Huwelijk. Volgens de Joodse wet mogen ooms met nichten trouwen, maar mogen tantes niet met neven trouwen. Trouwen met alle vier de eerste-nicht-types is toegestaan. Polygynie is ook toegestaan, hoewel beperkt door clausules in het huwelijkscontract. Polygynie komt van oudsher echter weinig voor. Leviraathuwelijken met de weduwe van een kinderloze broer kunnen voorkomen.
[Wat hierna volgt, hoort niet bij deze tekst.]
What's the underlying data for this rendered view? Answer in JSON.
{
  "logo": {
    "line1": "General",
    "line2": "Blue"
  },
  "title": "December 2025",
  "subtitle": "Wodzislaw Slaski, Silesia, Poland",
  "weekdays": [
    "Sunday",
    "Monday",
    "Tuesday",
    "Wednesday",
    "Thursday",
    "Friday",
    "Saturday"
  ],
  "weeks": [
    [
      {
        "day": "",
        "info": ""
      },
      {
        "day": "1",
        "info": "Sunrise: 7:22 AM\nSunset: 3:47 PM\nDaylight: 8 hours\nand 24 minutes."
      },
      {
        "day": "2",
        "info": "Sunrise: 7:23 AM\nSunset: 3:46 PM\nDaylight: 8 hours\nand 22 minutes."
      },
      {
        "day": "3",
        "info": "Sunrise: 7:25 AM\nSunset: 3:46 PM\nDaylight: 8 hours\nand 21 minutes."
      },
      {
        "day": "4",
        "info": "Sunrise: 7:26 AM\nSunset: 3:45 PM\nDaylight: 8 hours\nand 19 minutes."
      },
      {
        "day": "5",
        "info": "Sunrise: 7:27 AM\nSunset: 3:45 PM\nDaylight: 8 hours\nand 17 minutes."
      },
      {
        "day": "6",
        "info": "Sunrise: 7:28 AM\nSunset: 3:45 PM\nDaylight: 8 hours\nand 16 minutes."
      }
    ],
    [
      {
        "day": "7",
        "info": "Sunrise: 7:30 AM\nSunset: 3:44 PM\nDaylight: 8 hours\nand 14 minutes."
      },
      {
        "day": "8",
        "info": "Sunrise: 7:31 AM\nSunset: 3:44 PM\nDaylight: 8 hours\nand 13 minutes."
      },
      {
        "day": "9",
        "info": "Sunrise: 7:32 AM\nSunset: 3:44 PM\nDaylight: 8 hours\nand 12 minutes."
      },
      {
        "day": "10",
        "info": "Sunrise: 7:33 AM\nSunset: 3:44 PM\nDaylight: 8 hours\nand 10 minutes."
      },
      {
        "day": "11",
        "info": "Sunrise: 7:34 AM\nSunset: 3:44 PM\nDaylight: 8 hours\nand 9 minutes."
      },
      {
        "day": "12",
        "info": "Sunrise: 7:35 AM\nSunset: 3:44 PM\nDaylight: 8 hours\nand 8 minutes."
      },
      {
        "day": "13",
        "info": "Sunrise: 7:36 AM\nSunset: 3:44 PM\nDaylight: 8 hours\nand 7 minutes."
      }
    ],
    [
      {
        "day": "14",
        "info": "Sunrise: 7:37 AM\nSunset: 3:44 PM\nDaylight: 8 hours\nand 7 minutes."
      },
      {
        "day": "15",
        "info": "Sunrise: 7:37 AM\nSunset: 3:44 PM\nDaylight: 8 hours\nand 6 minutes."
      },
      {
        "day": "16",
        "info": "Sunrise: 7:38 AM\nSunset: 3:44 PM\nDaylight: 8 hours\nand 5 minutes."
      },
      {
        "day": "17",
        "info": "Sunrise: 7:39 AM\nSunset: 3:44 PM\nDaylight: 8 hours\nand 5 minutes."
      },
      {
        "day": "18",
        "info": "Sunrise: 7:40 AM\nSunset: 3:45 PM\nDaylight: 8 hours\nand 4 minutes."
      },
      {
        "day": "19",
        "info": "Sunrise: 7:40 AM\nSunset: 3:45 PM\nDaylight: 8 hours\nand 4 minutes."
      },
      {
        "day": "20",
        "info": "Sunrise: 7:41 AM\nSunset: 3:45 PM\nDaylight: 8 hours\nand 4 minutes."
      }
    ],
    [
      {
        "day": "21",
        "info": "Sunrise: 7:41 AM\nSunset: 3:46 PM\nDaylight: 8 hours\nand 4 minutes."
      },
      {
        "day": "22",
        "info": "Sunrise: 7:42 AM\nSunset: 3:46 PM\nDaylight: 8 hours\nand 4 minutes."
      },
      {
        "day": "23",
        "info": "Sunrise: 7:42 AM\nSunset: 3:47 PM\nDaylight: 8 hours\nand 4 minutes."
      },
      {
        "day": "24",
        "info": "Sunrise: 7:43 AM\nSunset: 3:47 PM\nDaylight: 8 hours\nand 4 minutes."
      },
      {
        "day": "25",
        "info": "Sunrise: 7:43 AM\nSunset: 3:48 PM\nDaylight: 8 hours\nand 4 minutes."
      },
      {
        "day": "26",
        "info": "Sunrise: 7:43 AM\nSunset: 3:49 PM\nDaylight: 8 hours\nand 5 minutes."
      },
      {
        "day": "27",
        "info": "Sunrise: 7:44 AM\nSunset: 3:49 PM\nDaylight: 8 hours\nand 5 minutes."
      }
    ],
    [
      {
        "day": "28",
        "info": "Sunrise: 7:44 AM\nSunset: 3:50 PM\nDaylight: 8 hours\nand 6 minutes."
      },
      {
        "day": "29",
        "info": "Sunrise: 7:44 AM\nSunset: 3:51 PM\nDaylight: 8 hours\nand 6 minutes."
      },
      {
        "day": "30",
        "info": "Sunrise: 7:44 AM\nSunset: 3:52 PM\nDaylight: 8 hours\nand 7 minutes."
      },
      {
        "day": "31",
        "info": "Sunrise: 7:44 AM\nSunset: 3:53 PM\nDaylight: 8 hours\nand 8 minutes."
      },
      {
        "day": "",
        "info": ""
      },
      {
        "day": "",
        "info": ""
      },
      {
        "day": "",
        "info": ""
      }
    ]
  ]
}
Echtscheiding is toegestaan, maar in tegenstelling tot een moslim, kan een Joodseman alleen met zijn ex-vrouw kon hertrouwen als zij voor dit hertrouwen niet met een andere man was getrouwd.
Huishoudelijke eenheid. De meeste huishoudens bestonden uit kerngezinnen of kleine uitgebreide families. Rijke huishoudens hadden ook bedienden in dienst.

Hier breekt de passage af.